Docking Throughput on Viridis

We would like to thanks our friends at the HPC service in Imperial College London for working with on the following tests and providing some great feedback:

<snip>

The test performed was one of molecular docking using the Vina code: http://vina.scripps.edu/

Docking could potentially be a pretty good fit for this type of system because it’s the sort of thing that’s often run in ensembles, so is throughput-oriented. It’s CPU intensive, a mix of integer and fp.

On the ARM system, I compiled with the system Boost, g++ 4.6.3 and compiler flags:

-O3 -mcpu=cortex-a9 -mfpu=neon -ftree-vectorize -mfloat-abi=hard -ffast-math -fpermissive

On my x86 system (dual E2620, turbo enabled, HT enabled) I used the distributed vina binary.

The test model is HIV protease and a ligand from the DUD docking test set.

Vina was run with:


vina --seed 0 --size_x 59.358 --center_x 4.486 --size_y 35.873 --center_y 0.8825 --size_z 38.609 --center_z 17.8075
--receptor receptor.pdbqt
--ligand ligand.pdbqt
--cpu 4

I elected to run it with 4 threads, which is not the most efficient for maximising throughput (there’s a serial component at the start of the test), but I wanted a threaded component in the test, and I’ll correct for that in the analysis by using CPU time, rather than elapsed wall.

Here are the timings:

ARM

1 run, @4px: 2777.86 user 12:18.62 elapsed 376%CPU

For 6 TASKS:
x86: 278 minutes of CPU time

6 runs @4px: individual ave 1192.94 5:18.70 elapsed 374%CPU

For 6 TASKS: 19.9 minutes CPU time, 5:18m of walltime

So that’s a throughput difference of ~14x between the dual E5-2620 (24t) and the 4core Viridis SoC.

Looking at power, an estimate of the energy required to do 6 repetitions:
Viridis = 7W * 12:18m * 6runs =~ 31kJ
x86 = 200W * 5:18m * 6/6 (all runs simultaneous ) =~ 64kJ

The ARM system is about twice as power efficient as the x86. It might be low power, but it takes a long time getting to the end.

What does this mean in practice?
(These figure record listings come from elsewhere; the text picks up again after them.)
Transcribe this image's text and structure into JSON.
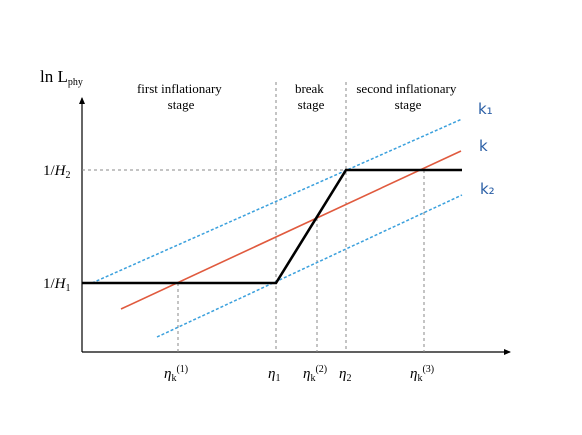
{
  "y_axis": {
    "label_main": "ln L",
    "label_sub": "phy",
    "ticks": [
      {
        "prefix": "1/",
        "var": "H",
        "sub": "1"
      },
      {
        "prefix": "1/",
        "var": "H",
        "sub": "2"
      }
    ]
  },
  "x_axis": {
    "ticks": [
      {
        "var": "η",
        "sub": "k",
        "sup": "(1)"
      },
      {
        "var": "η",
        "sub": "1",
        "sup": ""
      },
      {
        "var": "η",
        "sub": "k",
        "sup": "(2)"
      },
      {
        "var": "η",
        "sub": "2",
        "sup": ""
      },
      {
        "var": "η",
        "sub": "k",
        "sup": "(3)"
      }
    ]
  },
  "stages": [
    {
      "line1": "first inflationary",
      "line2": "stage"
    },
    {
      "line1": "break",
      "line2": "stage"
    },
    {
      "line1": "second inflationary",
      "line2": "stage"
    }
  ],
  "lines": {
    "k1_label": "k₁",
    "k_label": "k",
    "k2_label": "k₂"
  },
  "colors": {
    "hubble_curve": "#000000",
    "k_line": "#e05a3e",
    "k1_k2_lines": "#3aa0dd",
    "guides": "#888888",
    "line_labels": "#2b5fa6"
  }
}
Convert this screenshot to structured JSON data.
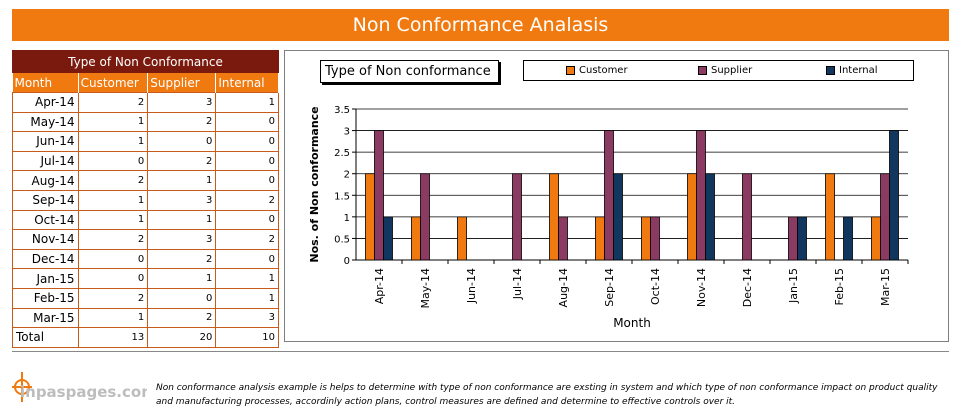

Imagine building a cluster to do nothing but run this code:

*) A Boston Viridis cluster built to the same power budget as an x86 one would
– have (200W/7W) ~ 28x the number of nodes
– a throughput (28 / 14x ) = ~2x that of the x86.

*) A calxeda cluster built to match throughput with the x86 one will
– need 14x the number of nodes
– require ~.5x the power

*) calxeda built to the same volume as an x86 one will have
– 36x # nodes (72/u / 2/u)
– 6x # cores (6 core counting HT)
– ~1.3x higher power draw ( 72*7W / 200W)
– ~2.7x the throughput of the x86. (36x/ 14x)

To conclude:
The Boston Viridis has a ~2x energy advantage on throughput compute-intensive workload, but this is substantially lower than the *power* advantage (~28x) would suggest because of markedly reduced performance (~1/14x) relative to the x86.

P.S: (Sell these things for Raspberry Pi prices and I’ll buy a container-load).